Apakah ini terlihat berat untuk anak SD? Menurut saya tidak. Para penggagas bisa merancang teaching plan yang fun dalam games, simulasi atau mini essay, misalnya dengan menunjukkan kata-kata mana yang layak/tidak layak ditampilkan di akun social media, menayangkan video / infografis tentang cyberbullying, menuliskan tentang apa yang dirasakan orang lain jika dihina melalui social media dan dibaca oleh banyak orang dan masih banyak lagi.
Masih banyak orangtua menganggap bahwa media dan internet adalah tempat bermain virtual bagi anak-anaknya tanpa tahu ada yang mengintip dari ketidaktahuan akan bahaya-bahaya penggunaanya yang tidak bijak. Padahal, saat ini kita terkepung oleh media dan internet.

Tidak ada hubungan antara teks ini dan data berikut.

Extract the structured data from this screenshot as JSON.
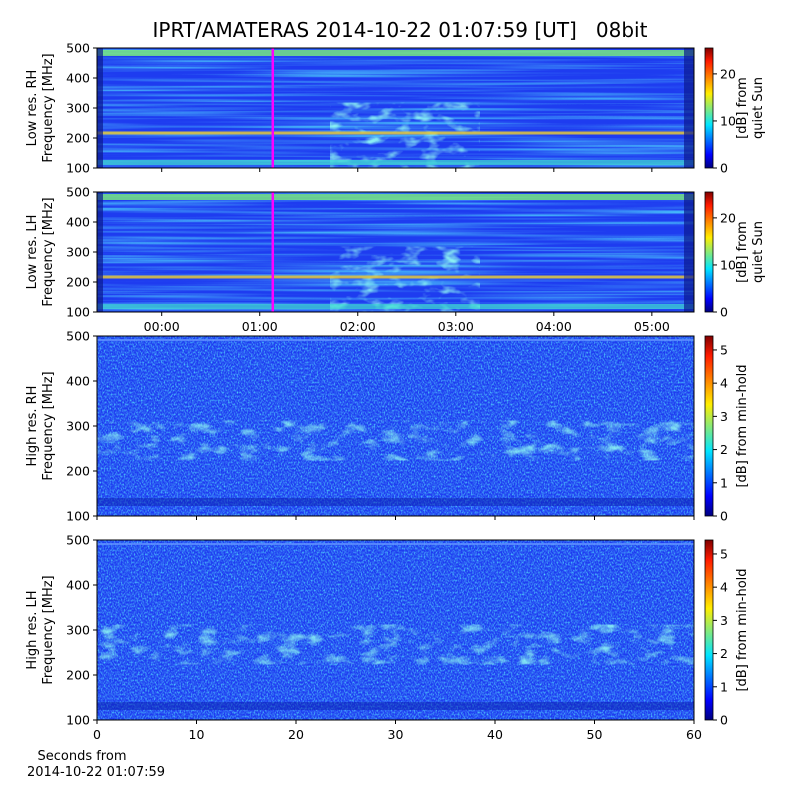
{
  "figure": {
    "title": "IPRT/AMATERAS 2014-10-22 01:07:59 [UT]   08bit",
    "xlabel": [
      "Seconds from",
      "2014-10-22 01:07:59"
    ]
  },
  "chart_data": [
    {
      "type": "spectrogram",
      "ylabel": [
        "Low res. RH",
        "Frequency [MHz]"
      ],
      "ylim": [
        100,
        500
      ],
      "yticks": [
        100,
        200,
        300,
        400,
        500
      ],
      "xlim": [
        -0.66,
        5.43
      ],
      "xticks": [
        {
          "value": 0,
          "label": "00:00"
        },
        {
          "value": 1,
          "label": "01:00"
        },
        {
          "value": 2,
          "label": "02:00"
        },
        {
          "value": 3,
          "label": "03:00"
        },
        {
          "value": 4,
          "label": "04:00"
        },
        {
          "value": 5,
          "label": "05:00"
        }
      ],
      "xticklabels": false,
      "marker_x": 1.1331,
      "marker_color": "#ff00ff",
      "colormap": "jet",
      "clim": [
        0,
        25.5
      ],
      "cticks": [
        0,
        10,
        20
      ],
      "clabel": [
        "[dB] from",
        "quiet Sun"
      ],
      "resolution": "low"
    },
    {
      "type": "spectrogram",
      "ylabel": [
        "Low res. LH",
        "Frequency [MHz]"
      ],
      "ylim": [
        100,
        500
      ],
      "yticks": [
        100,
        200,
        300,
        400,
        500
      ],
      "xlim": [
        -0.66,
        5.43
      ],
      "xticks": [
        {
          "value": 0,
          "label": "00:00"
        },
        {
          "value": 1,
          "label": "01:00"
        },
        {
          "value": 2,
          "label": "02:00"
        },
        {
          "value": 3,
          "label": "03:00"
        },
        {
          "value": 4,
          "label": "04:00"
        },
        {
          "value": 5,
          "label": "05:00"
        }
      ],
      "xticklabels": true,
      "marker_x": 1.1331,
      "marker_color": "#ff00ff",
      "colormap": "jet",
      "clim": [
        0,
        25.5
      ],
      "cticks": [
        0,
        10,
        20
      ],
      "clabel": [
        "[dB] from",
        "quiet Sun"
      ],
      "resolution": "low"
    },
    {
      "type": "spectrogram",
      "ylabel": [
        "High res. RH",
        "Frequency [MHz]"
      ],
      "ylim": [
        100,
        500
      ],
      "yticks": [
        100,
        200,
        300,
        400,
        500
      ],
      "xlim": [
        0,
        60
      ],
      "xticks": [
        0,
        10,
        20,
        30,
        40,
        50,
        60
      ],
      "xticklabels": false,
      "colormap": "jet",
      "clim": [
        0,
        5.42
      ],
      "cticks": [
        0,
        1,
        2,
        3,
        4,
        5
      ],
      "clabel": [
        "[dB] from min-hold"
      ],
      "resolution": "high"
    },
    {
      "type": "spectrogram",
      "ylabel": [
        "High res. LH",
        "Frequency [MHz]"
      ],
      "ylim": [
        100,
        500
      ],
      "yticks": [
        100,
        200,
        300,
        400,
        500
      ],
      "xlim": [
        0,
        60
      ],
      "xticks": [
        0,
        10,
        20,
        30,
        40,
        50,
        60
      ],
      "xticklabels": true,
      "colormap": "jet",
      "clim": [
        0,
        5.42
      ],
      "cticks": [
        0,
        1,
        2,
        3,
        4,
        5
      ],
      "clabel": [
        "[dB] from min-hold"
      ],
      "resolution": "high"
    }
  ]
}
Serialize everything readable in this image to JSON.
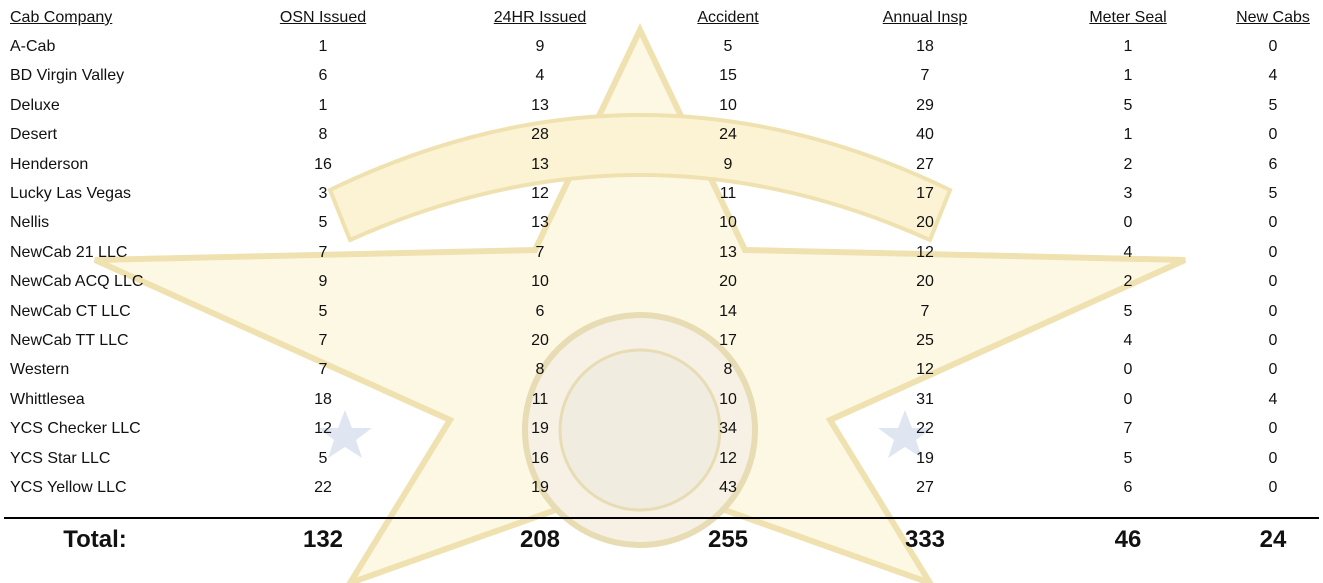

Di saat televisi membangun hiperrealitas melalui tayangan-tayangannya, internet mengunci kita dalam dunia ‘gaib’ yang tak tersentuh, dan derasnya arus informasi yang tak mudah dibendung. Kecerdasan dalam menggunakan teknologi baru tentunya mesti diimbangi dengan knowledge yang cukup tentang kebijakan dalam pemanfaatannya. Cara yang bisa dilakukan untuk mengontrolnya adalah dari dalam diri sendiri dengan bekal pengetahuan yang cukup sejak dini.
Now, life is in our thumbs. We decide! ;)
Komentar
Posting Komentar
Thankyou for your feedback!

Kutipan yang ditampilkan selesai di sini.